Le tout dernier roman de Aude LE CORFF, vous l'avez lu ?
Non, pas encore ! Et bien, si vous cherchez une bonne action à réaliser aujourd'hui, je crois qu'un passage dans votre librairie préférée s'impose.
Vous ne sauverez pas la planète, ça non, les générations qui vous ont précédées ont lancé un mouvement tel que ses effets sont maintenant inéluctables, mais vous soutiendrez la création littéraire et plus généralement les métiers du livre, chapeau ! Je suis prête à lancer aussi les paris que vous succomberez au charme de la plume de Aude LE CORFF et lirez comme un page-turner l’histoire de Lisa ! Alors, vous êtes convaincu(e) ? Non, pas encore ! Je vous en dis plus.
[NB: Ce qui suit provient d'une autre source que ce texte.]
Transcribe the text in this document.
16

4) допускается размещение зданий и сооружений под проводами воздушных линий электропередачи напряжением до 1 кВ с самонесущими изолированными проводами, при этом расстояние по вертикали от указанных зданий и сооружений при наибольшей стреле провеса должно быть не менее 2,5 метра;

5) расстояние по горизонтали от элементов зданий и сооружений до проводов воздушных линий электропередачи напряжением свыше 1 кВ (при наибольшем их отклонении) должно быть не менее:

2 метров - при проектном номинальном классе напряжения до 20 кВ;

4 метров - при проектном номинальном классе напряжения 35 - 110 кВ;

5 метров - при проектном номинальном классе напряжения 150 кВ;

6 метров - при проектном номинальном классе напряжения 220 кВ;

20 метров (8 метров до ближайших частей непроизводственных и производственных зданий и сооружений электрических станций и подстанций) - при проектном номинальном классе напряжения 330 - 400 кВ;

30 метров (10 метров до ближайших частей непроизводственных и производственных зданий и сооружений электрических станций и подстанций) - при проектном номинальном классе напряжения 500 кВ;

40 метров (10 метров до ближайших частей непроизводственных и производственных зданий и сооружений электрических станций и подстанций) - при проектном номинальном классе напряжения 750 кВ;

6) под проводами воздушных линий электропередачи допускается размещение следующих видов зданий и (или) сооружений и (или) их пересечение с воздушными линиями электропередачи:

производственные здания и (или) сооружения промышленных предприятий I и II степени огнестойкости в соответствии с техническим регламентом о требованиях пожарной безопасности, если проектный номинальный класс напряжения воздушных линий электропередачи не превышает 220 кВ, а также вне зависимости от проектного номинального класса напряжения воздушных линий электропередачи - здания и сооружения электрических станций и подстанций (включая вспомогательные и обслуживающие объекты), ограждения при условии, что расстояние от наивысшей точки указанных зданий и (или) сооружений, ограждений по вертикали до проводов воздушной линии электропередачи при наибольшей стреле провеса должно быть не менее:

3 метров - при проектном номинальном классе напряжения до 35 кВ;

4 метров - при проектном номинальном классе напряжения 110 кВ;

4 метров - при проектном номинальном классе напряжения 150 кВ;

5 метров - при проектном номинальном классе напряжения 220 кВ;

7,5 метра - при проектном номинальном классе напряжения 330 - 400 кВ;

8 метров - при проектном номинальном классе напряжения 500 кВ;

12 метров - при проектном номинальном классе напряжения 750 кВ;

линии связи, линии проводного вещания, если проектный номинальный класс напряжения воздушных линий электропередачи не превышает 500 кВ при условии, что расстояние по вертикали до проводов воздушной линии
Lisa vit seule. C'est l'apanage de nombre d'hommes et de femmes qui, aujourd'hui - nous sommes en 2042, préfèrent la solitude aux concessions imposées par la vie commune. Sa santé est suivie à la loupe par toutes les applications et autres microprocesseurs qui ont envahi sa vie, totalement instrumentalisée par les objets qui l'entourent et qui se chargent, pour son bien, de prendre les choses en main. Les drones et autres robots font partie de son quotidien et réalisent à sa place des tâches qui ne méritent pas que l'on s'y attarde. Et puis, elle est jeune, elle n'a rien connu d'autre. Les générations d'avant peuvent déplorer la fonte des glaciers, la montée des eaux, mais tout ça fait désormais partie de la mémoire collective. Lisa a quand même un ami, en chair et en os, avec qui elle partage quelques soirées. C'est un peu comme une parenthèse dans ses relations de tous les jours, à croire que côtoyer ses congénères a encore du bon ! Elle en profite pour lui confier ses états d'âme. Lisa, qui semble vivre une vie tout à fait ordinaire, est obsédée par un mal qu'elle traîne depuis sa plus tendre enfance, quelque chose qui lui vrille les tripes, qui la torture dans sa chair. Mais d'où vient ce mal ? Et s'il était perpétué par sa mère, Laure ? Mais là commence une toute autre histoire...
Il y a des destins qui vous happent dès les premières pages d'un roman, celui de l'humanité tel qu'elle pourrait exister en 2042 (non vous ne rêvez pas, c'est dans une vingtaine d'année) fait partie de ceux-là. Pourquoi me direz-vous ? Et bien parce que son portrait est saisissant.
Je me souviens de la lecture (au siècle dernier !) de Globalia de Jean-Christophe RUFIN mais d'aucun ne s'aventurerait aujourd'hui à partager la perspective de l'an 2000 telle que certains d'entre nous ont pu la vivre, au risque de passer pour un vieux démodé sentant la naphtaline.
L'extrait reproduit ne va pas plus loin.